Police charged four other men with lying to authorities in connection with Kiplyn’s death.
“She knew them. She trusted them. She wouldn’t have gone with them [otherwise],” Davis said.
“There was a rumor [Spanish Fork Canyon] is where they took her and left her up there. They did a massive search for her—closed off the road, dug for her, but nothing came forward.”
Kiplyn was last seen on May 2, 1995, when she failed to attend her fourth and fifth-period Spanish Fork High School classes. Her parents grew concerned when she didn’t return home by 4 p.m., and went out looking for her.
Early that morning, Richard Davis said that Kiplyn was late getting ready for a driver’s education class and didn’t want to go to school. She began to argue with her parents Richard and Tamara.
“You’re going to school. Get your makeup and get to school,'” Davis told her, which made her angry.
While authorities thought Kiplyn ran away at first, months went by before the investigation into her whereabouts moved forward with the help of federal investigators.
“She was happy. She had no intention of running away. She always told us where she went,” Davis said. “I talk about the last thing I said to my daughter, and I have to live with that.”
Karissa Lords was nine years old when her older sister disappeared. She remembered Kiplyn as a “bubbly person” who made friends quickly.
“She made people feel welcome. She was that kind of person who was a social butterfly. I looked up to her.”
Lords, now 36, admitted when her sister went missing, “I took it pretty hard.”
“It’s not been easy for me knowing what happened. I suffered from depression because of it. It wears on you.”
“Christmas comes and that’s super hard. It’s hard reality being a little kid thinking, maybe, just maybe, you’re going to get this wish, but it’s not going to happen.”
Desperate for answers, the family even contacted psychics hoping they might lead them to Kiplyn’s remains.
“We followed what we could. You follow that lead. You follow that rumor,” Lords said. “She could be anywhere.”
On May 2, 2018, the family held a candlelight vigil in memory of Kiplyn.
It was raining, just like the day she went missing. But like her personality, the clouds eventually went away, Lords said.
Karissa set up a website, “Find Kiplyn Davis,” to keep her sister’s memory alive with the hope that someday, someone will come forward with information that leads to Kiplyn’s remains.
“People ask me questions, ‘Have you looked here?’ I [tell] my dad we should check that out. Mostly nothing,” Lords told The Epoch Times.
Lords said in spite of her years of pain and anguish she has forgiven her sister’s killer.
“It wasn’t easy, but I did it for her,” she said.
Her father, however, hasn’t reached that point yet.
“There'll never be any forgiveness. [Olsen] hurt my daughter.
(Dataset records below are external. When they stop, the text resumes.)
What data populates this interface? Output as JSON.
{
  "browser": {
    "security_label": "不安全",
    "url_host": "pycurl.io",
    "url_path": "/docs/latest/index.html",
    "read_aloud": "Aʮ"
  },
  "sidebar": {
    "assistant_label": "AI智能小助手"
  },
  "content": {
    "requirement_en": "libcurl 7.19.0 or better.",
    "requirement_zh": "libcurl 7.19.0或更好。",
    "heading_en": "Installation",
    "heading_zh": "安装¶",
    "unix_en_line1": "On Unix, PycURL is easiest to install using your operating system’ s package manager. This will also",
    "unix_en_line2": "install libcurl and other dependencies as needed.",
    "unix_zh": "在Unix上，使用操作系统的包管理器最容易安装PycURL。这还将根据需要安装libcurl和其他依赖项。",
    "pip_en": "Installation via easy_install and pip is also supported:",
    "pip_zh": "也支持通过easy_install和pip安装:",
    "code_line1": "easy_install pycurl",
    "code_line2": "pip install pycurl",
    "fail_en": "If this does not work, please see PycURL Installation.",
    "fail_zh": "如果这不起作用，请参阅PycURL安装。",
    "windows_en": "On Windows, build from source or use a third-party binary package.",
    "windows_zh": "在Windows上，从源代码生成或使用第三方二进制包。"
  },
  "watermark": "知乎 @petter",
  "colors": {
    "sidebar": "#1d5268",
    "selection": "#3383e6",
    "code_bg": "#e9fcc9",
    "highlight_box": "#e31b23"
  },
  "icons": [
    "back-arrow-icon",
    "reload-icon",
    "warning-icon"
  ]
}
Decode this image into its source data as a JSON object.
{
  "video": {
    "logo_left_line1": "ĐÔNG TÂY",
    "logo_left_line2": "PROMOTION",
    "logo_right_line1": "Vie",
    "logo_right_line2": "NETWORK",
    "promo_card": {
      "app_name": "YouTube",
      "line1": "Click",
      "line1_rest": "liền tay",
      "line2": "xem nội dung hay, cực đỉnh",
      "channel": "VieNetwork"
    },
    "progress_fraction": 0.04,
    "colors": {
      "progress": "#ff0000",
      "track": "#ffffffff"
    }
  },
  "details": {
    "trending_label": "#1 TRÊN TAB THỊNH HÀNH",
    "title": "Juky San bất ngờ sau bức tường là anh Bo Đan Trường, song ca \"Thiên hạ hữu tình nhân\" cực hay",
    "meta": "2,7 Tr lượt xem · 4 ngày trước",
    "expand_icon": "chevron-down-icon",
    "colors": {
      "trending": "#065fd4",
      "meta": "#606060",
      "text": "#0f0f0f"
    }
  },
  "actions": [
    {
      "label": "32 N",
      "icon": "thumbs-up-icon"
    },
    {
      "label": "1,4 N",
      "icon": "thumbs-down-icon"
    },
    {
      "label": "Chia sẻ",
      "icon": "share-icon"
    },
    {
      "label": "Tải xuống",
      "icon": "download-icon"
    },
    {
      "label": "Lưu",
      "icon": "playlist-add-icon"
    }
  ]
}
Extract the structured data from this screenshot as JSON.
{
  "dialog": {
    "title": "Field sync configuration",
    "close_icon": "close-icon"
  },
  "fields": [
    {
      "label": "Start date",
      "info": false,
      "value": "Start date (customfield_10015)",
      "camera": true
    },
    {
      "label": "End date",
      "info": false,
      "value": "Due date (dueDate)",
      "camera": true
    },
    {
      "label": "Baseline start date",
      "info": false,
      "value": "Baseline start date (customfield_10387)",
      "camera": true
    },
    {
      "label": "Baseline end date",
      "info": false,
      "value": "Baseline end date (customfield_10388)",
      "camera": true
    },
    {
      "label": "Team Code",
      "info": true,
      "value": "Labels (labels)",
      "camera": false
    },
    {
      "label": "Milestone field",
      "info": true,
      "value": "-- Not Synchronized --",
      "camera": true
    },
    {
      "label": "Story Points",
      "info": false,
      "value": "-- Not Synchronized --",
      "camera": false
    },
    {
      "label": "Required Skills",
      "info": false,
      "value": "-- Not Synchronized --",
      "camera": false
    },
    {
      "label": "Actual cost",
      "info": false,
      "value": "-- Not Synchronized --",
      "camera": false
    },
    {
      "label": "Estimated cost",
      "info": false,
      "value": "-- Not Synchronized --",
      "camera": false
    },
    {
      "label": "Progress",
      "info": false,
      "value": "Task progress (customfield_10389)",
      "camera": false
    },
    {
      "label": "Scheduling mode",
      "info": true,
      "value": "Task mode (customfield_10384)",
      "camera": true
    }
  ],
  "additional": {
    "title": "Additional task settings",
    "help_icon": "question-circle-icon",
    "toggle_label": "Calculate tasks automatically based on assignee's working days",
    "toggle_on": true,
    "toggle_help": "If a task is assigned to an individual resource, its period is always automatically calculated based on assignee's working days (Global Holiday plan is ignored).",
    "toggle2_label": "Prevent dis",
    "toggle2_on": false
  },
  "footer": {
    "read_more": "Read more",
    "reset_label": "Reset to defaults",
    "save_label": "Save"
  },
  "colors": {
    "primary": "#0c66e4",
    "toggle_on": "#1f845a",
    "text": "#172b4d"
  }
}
But there’s nothing I can do about it,” Richard Davis said.
At Spanish Fork Cemetery, the family has placed a monument to Kiplyn embossed with her picture—her dad’s favorite.
Her memory, and his faith, keeps him hopeful.
“I know Kiplyn’s OK. She’s happy. She’s not being hurt anymore [but] there'll never be peace in our home [nor] any closure until we bring her home,” Davis said.